La referida crítica no tiene por qué cerrarse sólo en el ámbito de la gestión del Ayuntamiento, sino que razonablemente cabe proyectarla respecto a aquellas personas y entidades que se relacionan con dicho ente público y con mayor razón si perciben retribuciones o compensaciones procedentes de las arcas municipales, cuyo adecuado y útil uso interesa a toda la ciudadanía, que debe de conocer su destino y distribución más beneficioso y satisfactorio.

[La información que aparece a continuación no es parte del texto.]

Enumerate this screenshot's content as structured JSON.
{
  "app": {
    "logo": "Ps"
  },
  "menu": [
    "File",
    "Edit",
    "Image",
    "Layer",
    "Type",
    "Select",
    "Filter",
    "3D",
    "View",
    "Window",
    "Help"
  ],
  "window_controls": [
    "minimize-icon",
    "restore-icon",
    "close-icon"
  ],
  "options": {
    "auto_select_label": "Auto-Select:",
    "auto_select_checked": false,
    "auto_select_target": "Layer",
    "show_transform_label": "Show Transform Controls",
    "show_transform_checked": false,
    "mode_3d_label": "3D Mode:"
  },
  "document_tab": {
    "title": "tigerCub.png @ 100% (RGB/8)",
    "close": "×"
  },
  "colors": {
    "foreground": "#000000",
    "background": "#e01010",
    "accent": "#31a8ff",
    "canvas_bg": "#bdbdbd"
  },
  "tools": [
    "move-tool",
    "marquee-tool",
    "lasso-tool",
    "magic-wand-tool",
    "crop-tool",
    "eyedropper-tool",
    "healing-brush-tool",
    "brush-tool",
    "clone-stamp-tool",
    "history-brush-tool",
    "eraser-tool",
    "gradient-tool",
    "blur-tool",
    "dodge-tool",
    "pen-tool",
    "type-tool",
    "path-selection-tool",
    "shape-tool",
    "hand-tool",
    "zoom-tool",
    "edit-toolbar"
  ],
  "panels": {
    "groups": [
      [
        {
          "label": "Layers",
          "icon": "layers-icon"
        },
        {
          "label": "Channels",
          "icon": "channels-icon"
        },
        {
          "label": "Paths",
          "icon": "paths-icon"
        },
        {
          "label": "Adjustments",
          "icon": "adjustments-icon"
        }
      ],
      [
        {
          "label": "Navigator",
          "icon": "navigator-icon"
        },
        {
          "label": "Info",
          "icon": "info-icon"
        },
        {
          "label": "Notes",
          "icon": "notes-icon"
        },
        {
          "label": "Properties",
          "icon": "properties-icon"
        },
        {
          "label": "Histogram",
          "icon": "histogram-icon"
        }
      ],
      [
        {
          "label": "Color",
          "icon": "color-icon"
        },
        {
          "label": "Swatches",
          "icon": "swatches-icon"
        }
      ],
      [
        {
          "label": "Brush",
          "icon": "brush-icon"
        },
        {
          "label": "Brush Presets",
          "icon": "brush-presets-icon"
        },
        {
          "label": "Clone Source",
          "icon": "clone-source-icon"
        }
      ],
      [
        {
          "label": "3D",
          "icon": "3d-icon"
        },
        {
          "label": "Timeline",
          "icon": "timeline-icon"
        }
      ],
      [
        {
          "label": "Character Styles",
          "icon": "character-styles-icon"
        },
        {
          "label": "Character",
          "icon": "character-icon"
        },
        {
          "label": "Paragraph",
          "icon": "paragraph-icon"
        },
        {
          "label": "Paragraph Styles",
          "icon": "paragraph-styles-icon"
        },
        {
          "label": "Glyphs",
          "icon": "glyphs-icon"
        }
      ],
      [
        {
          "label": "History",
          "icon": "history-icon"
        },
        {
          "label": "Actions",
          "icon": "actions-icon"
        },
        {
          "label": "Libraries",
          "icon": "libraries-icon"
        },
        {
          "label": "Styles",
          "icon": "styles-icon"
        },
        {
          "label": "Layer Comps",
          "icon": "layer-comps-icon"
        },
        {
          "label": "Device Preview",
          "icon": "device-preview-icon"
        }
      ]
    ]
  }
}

No se aprecia, conforme a lo que se deja dicho, colisión del artículo 18-1, con el 201 de la Constitución en perjuicio y desdoro de los recurrentes y así lo ha declarado esta Sala de Casación Civil en supuestos análogos, en los que la información trasmitida, que en este caso acusa definitiva falta de objetividad de los órganos de gestión municipal y deficiente ejecución de la concesión, proviene del ejercicio de una función pública, en la que se censura y critica el órgano en el que el opositor está integrado, por lo que no procede calificar la actuación del concejal que se demandó como atentatoria o difamadora al prestigio de las sociedades recurrente, dada la ausencia suficientemente acreditada de tal intención, al responder al ejercicio no sólo de un derecho, sino incluso de un deber político y legal en defensa de los intereses municipales, pues en otro caso se atentaría al mantenimiento de la comunicación libre, vaciando en parte de contenido la función de los representantes democráticos en las instituciones públicas (Sentencias de 30-10-1993 y 28-10-1996).

TERCERO

La desestimación del recurso ocasiona que sus costas correspondientes hayan de imponerse a los litigantes de referencia que lo interpusieron, conforme al mandato del artículo 1715 de la Ley de Enjuiciamiento Civil, con la pérdida del depósito constituido.

Por lo expuesto, en nombre del Rey y por la autoridad conferida por el pueblo españolFALLAMOS

Que debemos de declarar y declaramos no haber lugar al presente recurso de casación, que fue formalizado por las mercantiles Proa Publicidad S.A. y Editorial Gráficas del Tajo S.L., contra la sentencia de fecha ocho de mayo de 1.993, pronunciada por la Audiencia Provincial de Toledo -Sección primera- en el proceso al que este recurso se refiere.

Se imponen a dichos recurrentes las costas de esta casación y se decreta la pérdida del depósito constituido, al que se le dará el destino que legalmente le corresponde

Líbrese la correspondiente certificación de esta resolución y devuélvanse los autos que en su día remitió a la expresada Audiencia, que deberá de acusar recibo.

Así por esta nuestra sentencia, que se insertará en la COLECCIÓN LEGISLATIVA pasándose al efecto las copias necesarias, lo pronunciamos, mandamos y firmamos .- Ignacio Sierra Gil de la Cuesta.- Alfonso Villagómez Rodil.- Francisco Morales Morales.- Jesus Marina Martínez-Pardo.- Pedro González Poveda.- Firmado y rubricado.- PUBLICACIÓN.- Leída y publicada fue la anterior sentencia por el EXCMO. SR. D. Alfonso Villagómez Rodil, Ponente que ha sido en el trámite de los presentes autos, estando celebrando Audiencia Pública la Sala Primera del Tribunal Supremo, en el día de hoy; de lo que como Secretario de la misma, certifico.